After taking on roles as a marketing leader at American Express, DirecTV and Grubhub, Tristan Young now wants to leverage Poshmark’s position as a company that straddles the line between traditional retail and digital disruption.
The veteran marketer spoke with us about the leadership traits necessary for success, how he applies those traits to his role at Poshmark, and why taking a team-oriented approach is crucial to bettering a company in the long run.
What leadership traits and skills are necessary to be a successful CMO in 2019?
I’ll give you three points: First, you need to have the ability to really think about how the technology that we use to drive marketing is constantly changing. What I mean by that is, how you do things for the next two years could change three years from now. You have to be able to resist holding on to sacred cows and have the flexibility for continuous learning.
The second one is to always counter. I'm a data-oriented person, but I am the same person who will say, "Data is not always right," because data can be manipulated to a point of view. What you always have to think about is, do you have the right information? Are you questioning information the right way? Do you have enough to make a decision? And what else are you missing that you're comfortable with?
No. 3—this is something that I take from a lot of my experiences—is that integrated marketing always matters. These days, I've noticed that a lot of companies are saying, "Well, here's my brand team, and here's my growth data team, and they don't really have to work with each other."
The harder exercise is to be the kind of leader who shows people how it works, vs. lazy leadership, which is just saying, "Let them figure it out. I don't have to think about how the two intersect."
Keeping these traits in mind, can you expand on the role you’ve played over the past year with Poshmark and what you’re prioritizing for the year ahead?

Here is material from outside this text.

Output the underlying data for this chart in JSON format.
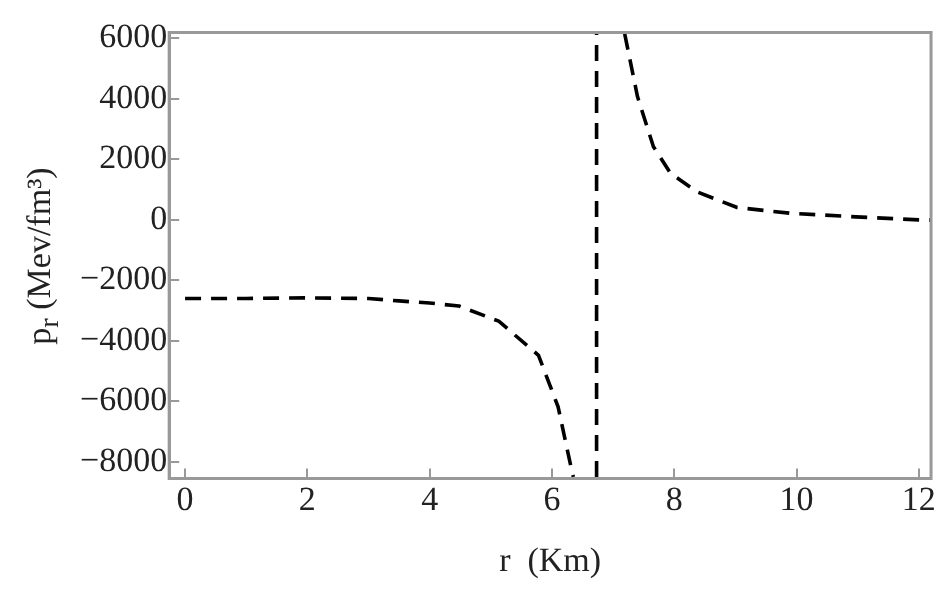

My main priority in year one was to really understand my team, develop my team, and understand where we can add and move things around—because that's the team that I think is going to build whatever we want to build in the next few years. I didn't come in and try to burn the house down within the first three months, because that wasn't the ask. The ask was, "How do you evolve the team?" And evolving is very different from transforming.
I was also focused on really having message clarity. This is where we start to understand how we create the brand. Most people often confuse brand with just visual design. That's not actual brand strategy. Brand strategy is telling people what you want to be when you grow up and knowing how to make people believe in that. I knew I didn’t want to do that in year one. I want to do that in year two and three—because once I know the team's build and how the company functions, I can be a much better steward of evolving the brand, vs. having to slip in information from external.

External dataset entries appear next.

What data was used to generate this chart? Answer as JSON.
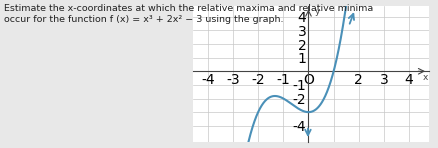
{
  "title_line1": "Estimate the x-coordinates at which the relative maxima and relative minima occur for the function f (x) = x³ + 2x² − 3 using the graph.",
  "title_fontsize": 6.8,
  "xmin": -4.6,
  "xmax": 4.8,
  "ymin": -5.2,
  "ymax": 4.8,
  "xticks": [
    -4,
    -3,
    -2,
    -1,
    0,
    1,
    2,
    3,
    4
  ],
  "yticks": [
    -4,
    -3,
    -2,
    -1,
    0,
    1,
    2,
    3,
    4
  ],
  "xtick_labels": [
    "-4",
    "-3",
    "-2",
    "-1",
    "O",
    "",
    "2",
    "3",
    "4"
  ],
  "ytick_labels": [
    "-4",
    "",
    "-2",
    "-1",
    "",
    "1",
    "2",
    "3",
    "4"
  ],
  "curve_color": "#4a90b8",
  "curve_lw": 1.5,
  "grid_color": "#c8c8c8",
  "axis_color": "#444444",
  "bg_color": "#ffffff",
  "outer_bg": "#e8e8e8",
  "x_label": "x",
  "y_label": "y",
  "tick_fontsize": 6.0,
  "label_fontsize": 6.5
}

As you're working to achieve these goals, what constraints are you working under?
The most important is attracting and retaining talent. I recognize how I'm constantly being pitched different opportunities, and so are members of my team. If I want to create the right incentives for them, I use that Richard Branson line: "Train people well enough so they can leave, but treat them well enough so they don't want to." I can't compete when someone gives you 50% more money, but I can compete when I say, "I'll help develop you. I'll help you grow, and I'll give you depth in your work." I think that intrinsic value matters so much more to people.
How are you driving engagement within your marketing team and strengthening the team’s core?

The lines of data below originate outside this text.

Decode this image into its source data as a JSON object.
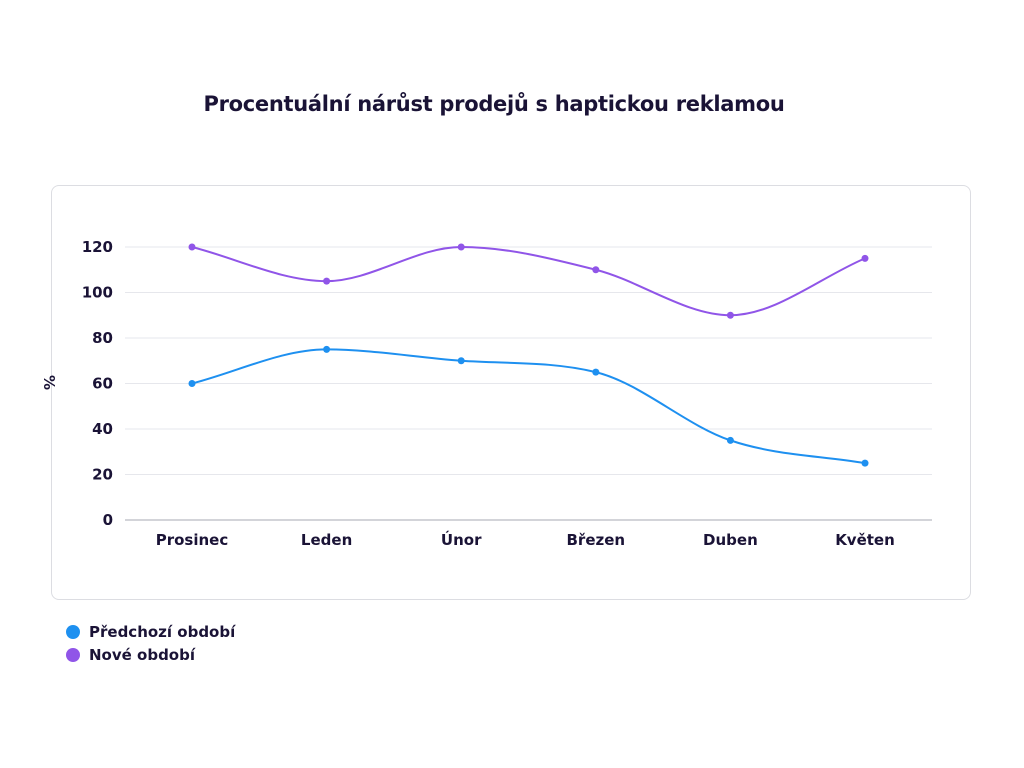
{
  "title": "Procentuální nárůst prodejů s haptickou reklamou",
  "colors": {
    "prev": "#1e90f0",
    "new": "#9055e8",
    "grid": "#e6e7ec",
    "axis": "#b9bac2",
    "text": "#1a1336"
  },
  "chart_data": {
    "type": "line",
    "ylabel": "%",
    "categories": [
      "Prosinec",
      "Leden",
      "Únor",
      "Březen",
      "Duben",
      "Květen"
    ],
    "ylim": [
      0,
      120
    ],
    "yticks": [
      0,
      20,
      40,
      60,
      80,
      100,
      120
    ],
    "grid": true,
    "legend_position": "bottom-left",
    "series": [
      {
        "name": "Předchozí období",
        "color": "#1e90f0",
        "values": [
          60,
          75,
          70,
          65,
          35,
          25
        ]
      },
      {
        "name": "Nové období",
        "color": "#9055e8",
        "values": [
          120,
          105,
          120,
          110,
          90,
          115
        ]
      }
    ]
  }
}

One of the things that I wanted to make sure the team did was have the proper time to get together to focus on, not just personal development, but group development. I’ve done this in two ways: group off-sites and weekly team check-ins.
In the past year, I’ve organized a couple different off-sites to cultivate our group dynamic. These activities help people understand how to work together. It’s important for your team to know one another as people—not just names and titles—and to understand how and why they work the way they do. As you're scaling and moving faster, you know what you can rely on from people.
I also instituted weekly check-ins with my team, because the larger the team gets, the harder it is to meet. These weekly meetings are actually where we share others’ work. Sometimes people aren't good about sharing their successes, wins or what they've learned. But if you institutionalize it on a weekly or biweekly basis, other people are actually learning more from those meetings—how to speak, how to share information, how to share results—so that they know what it means to run a project well, and it's not just in a vacuum. These initiatives are good for team hygiene and creating what I call "synchronicity in mindset," which I think is what great teams are about and ultimately leads to better results whatever the goal might be.